The artwork explores the idea of building/constructing human spaces for occupation. Image and colour are constructed using flattened picture planes, a formalist theory in Western Fine Art Painting and a reflection of the flat perspective depicted in Chinese Art History. It is an idealist and surrealist approach, enabling the viewer to depict more than can be seen by the naked eye.  The composition adopts a sequence of flat 2D perspective planes. The images draw on mythology, science fiction and the human condition, often rendered with neon colour and digital filters. The artwork draws on the spiritual, and the human desire to explore the Universe and the sentiments that seem to underpin every human story.  The images explore the concept of looking into, through, and around the human awareness of architectural and domestic spaces. The images fuse East and West – expressing otherworldly wonder, and the excitement of exploration of the planets within the known solar system, and the further mysteries of the Universe.  

 

There is a narrative poetry within Elizabeth's work and a human story behind every image.  Her early research into the history of colour theory, and artists influenced by colour, led to the making of her early large abstract colour planes. These artworks were in turn, influenced by Abstract art, Op art Pop art, but also new discoveries in science. 

Her visual enquiries into the use of pure colour have developed into a mechanised colour aesthetic. This is further stimulated by the knowledge behind how we actually see and perceive colour. This profound interest into mechanical means of representation is an ongoing obsession in her work. The Photo-silkscreen process, and the photomechanical filters of digital technology are the pivotal parallels. They reveal a fusion between human and machine worlds, provoking a feeling of the ‘world at large’. 
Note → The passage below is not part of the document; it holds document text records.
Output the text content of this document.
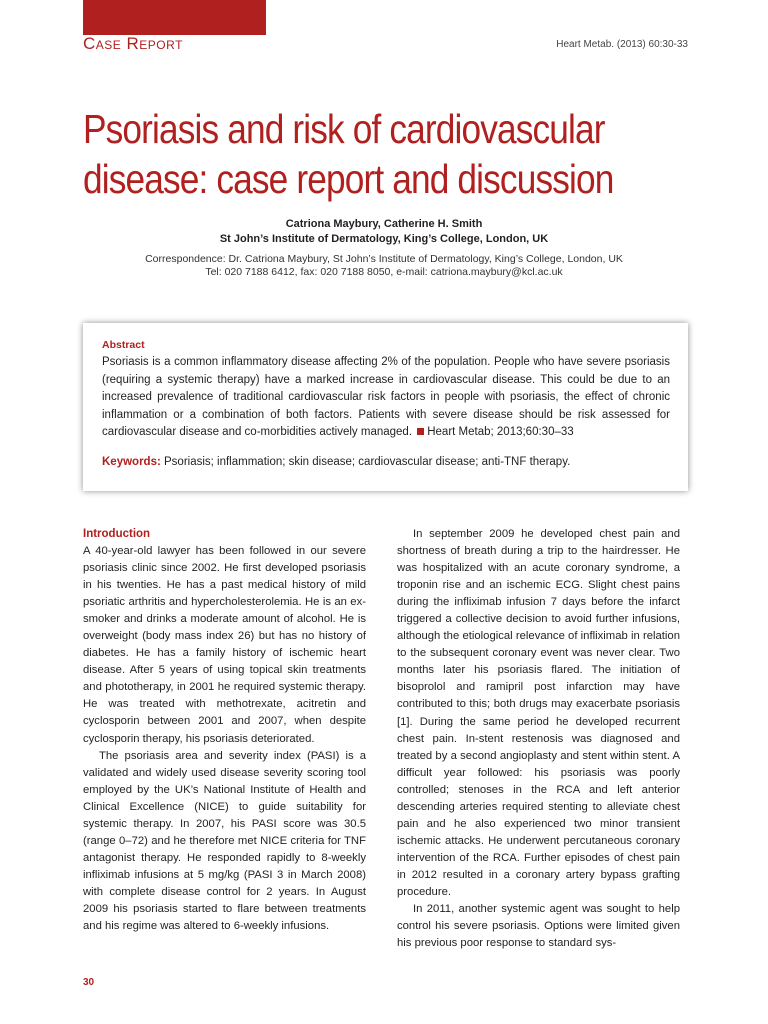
Case Report	Heart Metab. (2013) 60:30-33
Psoriasis and risk of cardiovascular
disease: case report and discussion
Catriona Maybury, Catherine H. Smith
St John’s Institute of Dermatology, King’s College, London, UK
Correspondence: Dr. Catriona Maybury, St John’s Institute of Dermatology, King’s College, London, UK
Tel: 020 7188 6412, fax: 020 7188 8050, e-mail: catriona.maybury@kcl.ac.uk
Abstract
Psoriasis is a common inflammatory disease affecting 2% of the population. People who have severe psoriasis (requiring a systemic therapy) have a marked increase in cardiovascular disease. This could be due to an increased prevalence of traditional cardiovascular risk factors in people with psoriasis, the effect of chronic inflammation or a combination of both factors. Patients with severe disease should be risk assessed for cardiovascular disease and co-morbidities actively managed. Heart Metab; 2013;60:30–33
Keywords: Psoriasis; inflammation; skin disease; cardiovascular disease; anti-TNF therapy.
Introduction

A 40-year-old lawyer has been followed in our severe psoriasis clinic since 2002. He first developed psoriasis in his twenties. He has a past medical history of mild psoriatic arthritis and hypercholesterolemia. He is an ex-smoker and drinks a moderate amount of alcohol. He is overweight (body mass index 26) but has no history of diabetes. He has a family history of ischemic heart disease. After 5 years of using topical skin treatments and phototherapy, in 2001 he required systemic therapy. He was treated with methotrexate, acitretin and cyclosporin between 2001 and 2007, when despite cyclosporin therapy, his psoriasis deteriorated.

The psoriasis area and severity index (PASI) is a validated and widely used disease severity scoring tool employed by the UK’s National Institute of Health and Clinical Excellence (NICE) to guide suitability for systemic therapy. In 2007, his PASI score was 30.5 (range 0–72) and he therefore met NICE criteria for TNF antagonist therapy. He responded rapidly to 8-weekly infliximab infusions at 5 mg/kg (PASI 3 in March 2008) with complete disease control for 2 years. In August 2009 his psoriasis started to flare between treatments and his regime was altered to 6-weekly infusions.

In september 2009 he developed chest pain and shortness of breath during a trip to the hairdresser. He was hospitalized with an acute coronary syndrome, a troponin rise and an ischemic ECG. Slight chest pains during the infliximab infusion 7 days before the infarct triggered a collective decision to avoid further infusions, although the etiological relevance of infliximab in relation to the subsequent coronary event was never clear. Two months later his psoriasis flared. The initiation of bisoprolol and ramipril post infarction may have contributed to this; both drugs may exacerbate psoriasis [1]. During the same period he developed recurrent chest pain. In-stent restenosis was diagnosed and treated by a second angioplasty and stent within stent. A difficult year followed: his psoriasis was poorly controlled; stenoses in the RCA and left anterior descending arteries required stenting to alleviate chest pain and he also experienced two minor transient ischemic attacks. He underwent percutaneous coronary intervention of the RCA. Further episodes of chest pain in 2012 resulted in a coronary artery bypass grafting procedure.

In 2011, another systemic agent was sought to help control his severe psoriasis. Options were limited given his previous poor response to standard sys-

30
Elizabeth’s work shifts between abstraction and representation – her desire to explore Art historical references has led her to appropriate moral allegories more often seen in historic Western paintings. A change from abstraction to pictorial representation was inspired by real life events. Moral observations of living create human parallels. Her desire to re-visit the past and rearrange the pieces of time and space into a new romantic notion of wonder and magic, identify a new and rewarding stimulus. 

Her more recent enquiries into human exploration of ‘outer space’ has extended a notion of the enigmatic, and presents another opportunity for a conceptual order of logical time and space, making a new imprint in the here and now.

 

“Reimagining the fusion of past and present enables a reflection and reinvention of ‘worlds.’ The unfathomable becoming a more realisable illusion.  These poetic visions reveal a myriad of information - a transmission – a message of time and existence.”

 

Elizabeth practices at Spike Print Studios in Bristol and she is currently studying a PhD in Fine Art at the University of Aberystwyth, Wales.

She is an Elected Associate Fellow of the Royal Society of Engravers - Painter Printmakers, Bankside Gallery, London.